Hobart Handler 140 Review
Hobart Handler 140 Review
Hobart Handler 140 Review Have you ever broken a shovel? Or maybe a wind chime? Or wanted to start a little fabrication project but didn't want to have to take out a 2nd mortgage your house just to start welding? Well if you want a reliable welder that offers the most power in its class, while only plugging in to a regular 110 volt household outlet the Hobart Handler 140 is for you! It is not a cheap import welder that will last you two days, it is manufactured in the USA, and owned by the same company that owns Miller Electric, a world renown welder manufacturing company. The Hobart Handler is a fantastic MIG welder for the price. With a 115 volts you can build many, really cool projects.

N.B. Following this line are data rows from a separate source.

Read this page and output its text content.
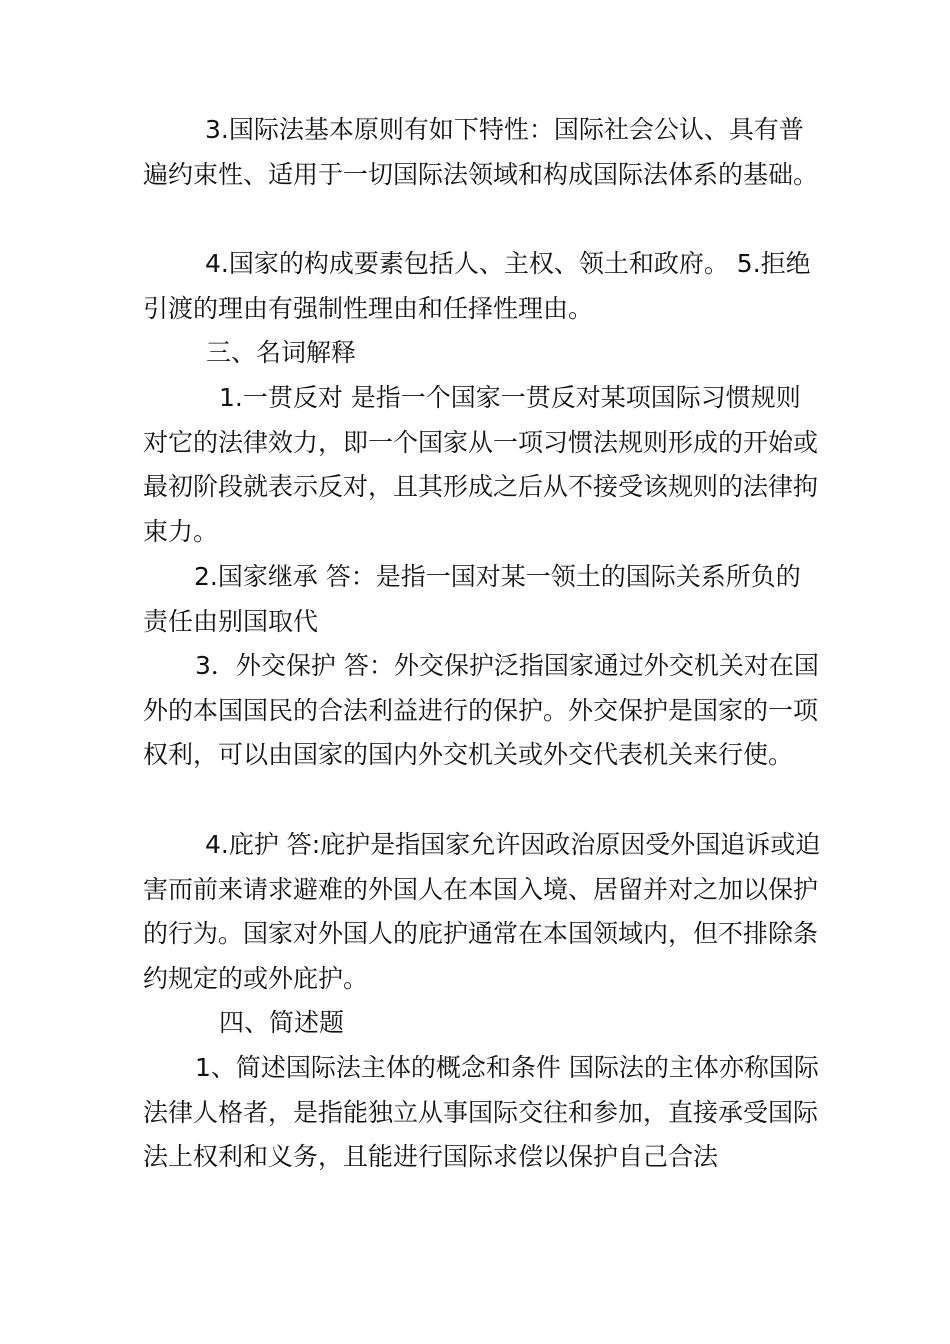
3.国际法基本原则有如下特性：国际社会公认、具有普遍约束性、适用于一切国际法领域和构成国际法体系的基础。

4.国家的构成要素包括人、主权、领土和政府。 5.拒绝引渡的理由有强制性理由和任择性理由。

三、名词解释

1.一贯反对 是指一个国家一贯反对某项国际习惯规则对它的法律效力，即一个国家从一项习惯法规则形成的开始或最初阶段就表示反对，且其形成之后从不接受该规则的法律拘束力。

2.国家继承 答：是指一国对某一领土的国际关系所负的责任由别国取代

3．外交保护 答：外交保护泛指国家通过外交机关对在国外的本国国民的合法利益进行的保护。外交保护是国家的一项权利，可以由国家的国内外交机关或外交代表机关来行使。

4.庇护 答:庇护是指国家允许因政治原因受外国追诉或迫害而前来请求避难的外国人在本国入境、居留并对之加以保护的行为。国家对外国人的庇护通常在本国领域内，但不排除条约规定的或外庇护。

四、简述题

1、简述国际法主体的概念和条件 国际法的主体亦称国际法律人格者，是指能独立从事国际交往和参加，直接承受国际法上权利和义务，且能进行国际求偿以保护自己合法
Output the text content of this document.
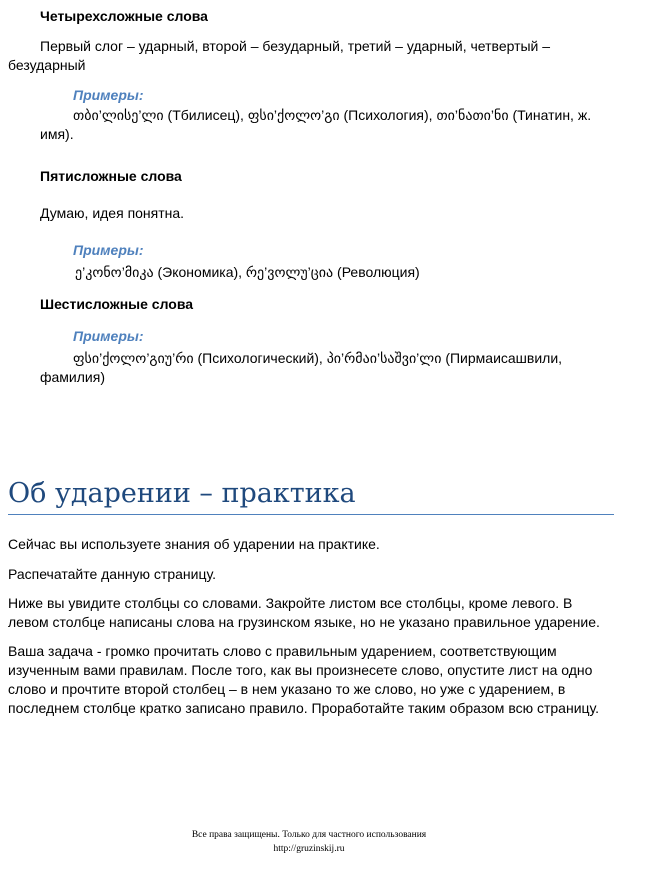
Четырехсложные слова
Первый слог – ударный, второй – безударный, третий – ударный, четвертый – безударный
Примеры:
თბი’ლისე’ლი (Тбилисец), ფსი’ქოლო’გი (Психология), თი’ნათი’ნი (Тинатин, ж. имя).
Пятисложные слова
Думаю, идея понятна.
Примеры:
ე’კონო’მიკა (Экономика), რე’ვოლუ’ცია (Революция)
Шестисложные слова
Примеры:
ფსი’ქოლო’გიუ’რი (Психологический), პი’რმაი’საშვი’ლი (Пирмаисашвили, фамилия)
Об ударении – практика
Сейчас вы используете знания об ударении на практике.
Распечатайте данную страницу.
Ниже вы увидите столбцы со словами. Закройте листом все столбцы, кроме левого. В левом столбце написаны слова на грузинском языке, но не указано правильное ударение.
Ваша задача - громко прочитать слово с правильным ударением, соответствующим изученным вами правилам. После того, как вы произнесете слово, опустите лист на одно слово и прочтите второй столбец – в нем указано то же слово, но уже с ударением, в последнем столбце кратко записано правило. Проработайте таким образом всю страницу.
Все права защищены. Только для частного использования
http://gruzinskij.ru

I am not a professional welder by any means but I have had the welder for almost two years, however, I have had very few, insignificant, problems. The package comes complete with the power supply and integrated wire feeder. It also comes with a CGA580 gas regular meant for the flow of the common MIG shielding gas, 75/25. The gas is composed of 75% argon and 25% CO2. Another commonly used gas is pure CO2. It is typically cheaper than 75/25 and it delivers more penetration. However, the final welds typically do not deliver the same appearance that 75/25 offers. The major project that I used it for was “Roberto”, the robot that looks like a table with wheels. However, it is a very heavy table, it weighs in at about 200lbs. More information about it can be found on the robot page of this website. When I started out with it I used the Hobart .030 flux core wire. It lasted about two days until I had to go to Home Depot to get another 2lb spool. The second spool was Lincoln Innershield wire and it has worked just as well as the Hobart wire. Since then I gone through quite a bit of a 10lb spool of flux core wire as well as another 10lb spool of solid core .030 wire
Talking about solid wire brings me to my other topic which is using the welder as a true MIG welder, not a flux core welder. Once a started welding I knew that I wanted to upgrade to a gas setup at some point. However, looking at the prices for a new gas cylinder online always deterred me. They would be over $200 for a medium sized 125cf welding cylinder. I was hesitant to purchase a smaller cylinder because I knew that I would get more “bang for my buck” I if a bought a bigger cylinder. However, if you look on Craigslst sometimes you can find some pretty good deals on cylinders. However, when buying cylinders it is important to make sure that the welding cylinder doesn't have the name of any welding supply company on it. These cylinders were probably part of a lease and were never returned to the supply company. Therefore, buying cylinders from the individual selling them could very likely be illegal. Therefore, when buying cylinders be sure that there is not name extruded on it. If there is a name that is engraved into it the cylinder is probably fine but if at all possible it would be best to find a cylinder that has not markings on it. If there are no markings on it then there should be no dispute between you and the welding supply company regarding the ownership of the cylinder
When welding with flux core wire the weld puddle is normally a little bit harder. So, if you have a thicker piece of material that is going to need more amps, flux core wire might solve that problem. However, If the part that you are welding is structural, and you do not feel confident in your welds, it would be very advisable to have the welds done by a professional welder with the right equipment. Or, if that is not feasible option it would probably be a good idea to stop the project, or even better, don't start it! The reason why I mention this is because if you are making a trailer and your welds are cold, possibly due to inadequate power settings or some other issue, and they fall apart on the highway at 55 MPH and cause damage to other cars, or even worse, people you will be liable. Even if you manage to escape legally, it would be hard for many people to live with the fact that a project they made caused injury or even death to someone else do to something so silly as cold welds or some other issue
The Hobart Handler 140 gives you a very nice “bang for your buck”. From little fixes around the house, to light fabrication projects the Hobart handler is truly a very versatile welder. With gas, the welder is even better, gas gives you the chance for much cleaner welds, and far less spatter. However, even if welding with gas is not in the near future, the Hobart Handler 140 will give you the chance to fix many little projects around the house and even start some light fabrication projects.